In her brief two-page filing ahead of the hearing before Judge Griffen, Rutledge argued that the hearing was “removable” to federal court because Gray and intervenors in the case alleged that Ark. Code Ann. 7-9-107 violated both the U.S. and Arkansas constitutions. Immediately afterward, Gray’s firm filed an emergency motion in U.S. District Court in Little Rock requesting Judge Baker to dismiss the attorney general’s complaint.
“On May 18, 2018, less than an hour prior to the scheduled emergency hearing, the Defendant filed its notice of removal,” Gray said in the federal court filing. “Given the time sensitive nature of this action, instead of contesting the Defendant’s notice of removal, Plaintiff and Intervenor-Plaintiff move that this action be dismissed without prejudice under (federal law), and Plaintiff and Intervenor-Plaintiff will refile their action in state court.”
RUTLEDGE TO GENERAL ASSEMBLY: FIX IT
Friday’s back-and-forth between state and federal court comes one day after Rutledge took the unusual step of releasing a statement asking the Arkansas Legislature to fix the way constitutional amendments are proposed by citizen-led groups.
“(I) call on the General Assembly to fix the process by which a citizen can place an initiative to amend the Arkansas Constitution on the election ballot. Citizens should know very early in the process whether the Arkansas Supreme Court approves of the language of their proposal, prior to their spending significant amounts of time and money collecting signatures and educating voters on the issue,” said the Republican attorney general. “I am dedicated to working with the General Assembly to create such a system and will continue looking out for the best interests of all Arkansans to ensure the process is clear and fair.”
Rutledge added that under current law, she is required as Attorney General to review proposed initiatives to ensure they are not misleading. “In determining whether a proposal is misleading, I must follow the very strict standard set forth by the Arkansas Supreme Court in the Lange and Wilson cases from 2016. These Supreme Court decisions require that it be clear to Arkansans what a ‘for’ or ‘against’ vote means.”
“Only proposals that I am confident meet the Supreme Court’s stringent test are approved. After I approve the language, citizens must spend a great amount of time and money gathering the required number of signatures to have their proposal placed on the election ballot by the Secretary of State.
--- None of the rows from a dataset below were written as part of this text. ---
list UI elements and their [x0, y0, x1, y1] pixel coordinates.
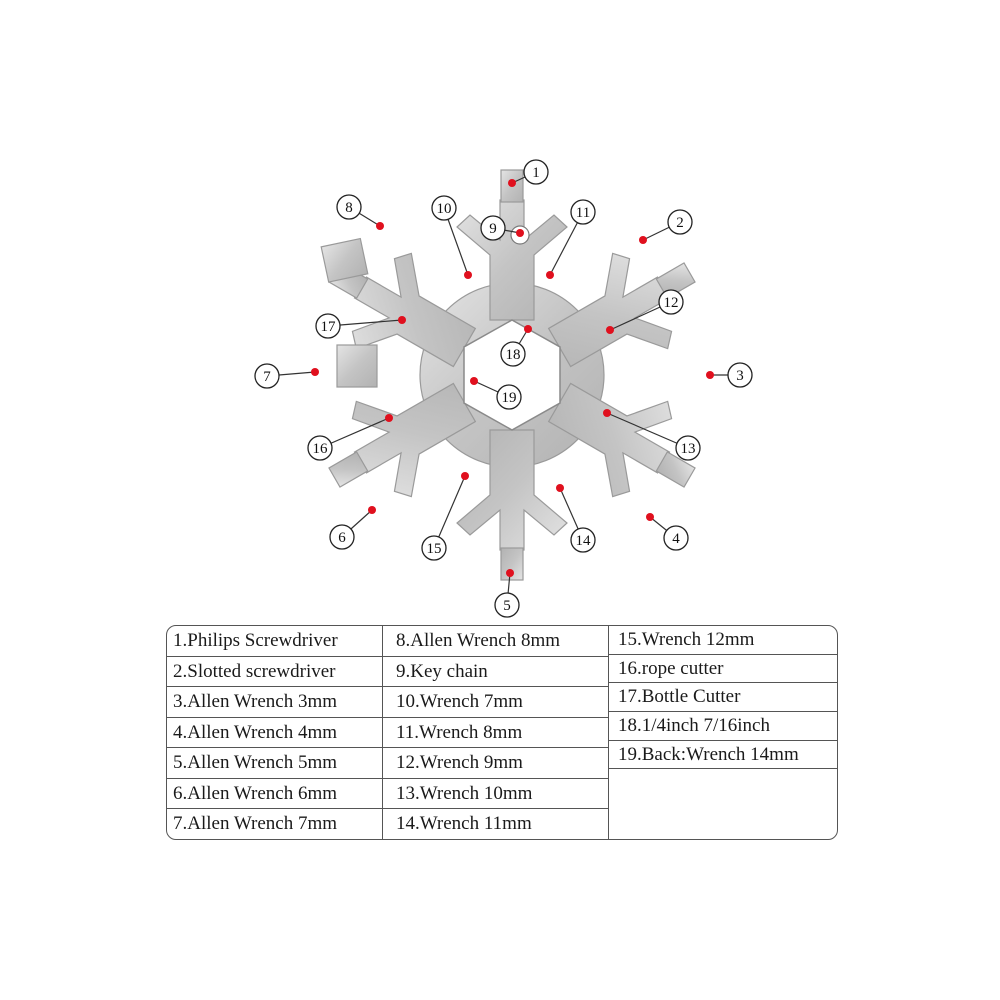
marker-dot	[556, 484, 564, 492]
callout-number: 10	[437, 201, 452, 217]
marker-dot	[639, 236, 647, 244]
callout-circle	[494, 592, 520, 618]
legend-item: 5.Allen Wrench 5mm	[167, 748, 382, 779]
marker-dot	[385, 414, 393, 422]
callout-number: 5	[503, 598, 511, 614]
callout-circle	[496, 384, 522, 410]
callout-number: 18	[506, 347, 521, 363]
callout-number: 11	[576, 205, 590, 221]
marker-dot	[546, 271, 554, 279]
legend-item: 18.1/4inch 7/16inch	[608, 712, 837, 741]
legend-item: 15.Wrench 12mm	[608, 626, 837, 655]
legend-item: 13.Wrench 10mm	[382, 779, 608, 809]
legend-item: 16.rope cutter	[608, 655, 837, 684]
callout-number: 7	[263, 369, 271, 385]
marker-dot	[311, 368, 319, 376]
callout-circle	[431, 195, 457, 221]
marker-dot	[603, 409, 611, 417]
callout-number: 8	[345, 200, 353, 216]
callout-circle	[727, 362, 753, 388]
legend-item: 2.Slotted screwdriver	[167, 657, 382, 687]
marker-dot	[398, 316, 406, 324]
callout-circle	[315, 313, 341, 339]
marker-dot	[461, 472, 469, 480]
callout-number: 4	[672, 531, 680, 547]
legend-item: 4.Allen Wrench 4mm	[167, 718, 382, 748]
callout-number: 9	[489, 221, 497, 237]
callout-circle	[307, 435, 333, 461]
callout-number: 15	[427, 541, 442, 557]
callout-number: 16	[313, 441, 329, 457]
legend-item: 12.Wrench 9mm	[382, 748, 608, 779]
legend-item: 17.Bottle Cutter	[608, 683, 837, 713]
marker-dot	[376, 222, 384, 230]
callout-number: 17	[321, 319, 337, 335]
callout-number: 19	[502, 390, 517, 406]
callout-number: 3	[736, 368, 744, 384]
marker-dot	[524, 325, 532, 333]
callout-circle	[336, 194, 362, 220]
callout-circle	[421, 535, 447, 561]
snowflake-tool-body	[320, 169, 696, 581]
marker-dot	[470, 377, 478, 385]
callout-circle	[667, 209, 693, 235]
legend-item: 9.Key chain	[382, 657, 608, 687]
leader-line	[606, 412, 689, 449]
callout-circle	[663, 525, 689, 551]
marker-dot	[368, 506, 376, 514]
callout-number: 2	[676, 215, 684, 231]
callout-number: 14	[576, 533, 592, 549]
legend-item: 1.Philips Screwdriver	[167, 626, 382, 657]
callout-number: 6	[338, 530, 346, 546]
callout-circle	[523, 159, 549, 185]
callout-circle	[500, 341, 526, 367]
callout-number: 1	[532, 165, 540, 181]
callout-circle	[570, 527, 596, 553]
legend-item: 7.Allen Wrench 7mm	[173, 813, 338, 834]
marker-dot	[606, 326, 614, 334]
callout-circle	[480, 215, 506, 241]
callout-number: 12	[664, 295, 679, 311]
legend-item: 3.Allen Wrench 3mm	[167, 687, 382, 718]
callout-circle	[254, 363, 280, 389]
legend-item: 6.Allen Wrench 6mm	[167, 779, 382, 809]
marker-dot	[706, 371, 714, 379]
callout-circle	[570, 199, 596, 225]
legend-item: 11.Wrench 8mm	[382, 718, 608, 748]
marker-dot	[516, 229, 524, 237]
legend-item	[608, 769, 837, 798]
marker-dot	[464, 271, 472, 279]
marker-dot	[508, 179, 516, 187]
legend-item: 14.Wrench 11mm	[396, 813, 532, 834]
callout-circle	[329, 524, 355, 550]
callout-circle	[675, 435, 701, 461]
legend-item: 10.Wrench 7mm	[382, 687, 608, 718]
marker-dot	[646, 513, 654, 521]
leader-line	[433, 475, 466, 549]
callout-circle	[658, 289, 684, 315]
callout-number: 13	[681, 441, 696, 457]
marker-dot	[506, 569, 514, 577]
legend-item: 8.Allen Wrench 8mm	[382, 626, 608, 657]
legend-item: 19.Back:Wrench 14mm	[608, 741, 837, 770]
At this point, opponents of the proposal can ask the Arkansas Supreme Court to strike it down,” she said. “In its review the Court does not consider my initial approval of the proposal, but instead takes a completely new look at the language. Because such challenges occur very close to the election, proposals rejected by the Arkansas Supreme Court often still appear on the election ballot, adding further confusion for Arkansas voters.”
As of Friday afternoon, no court date had been set on Rutledge’s petition to move the lower court proceedings to federal court.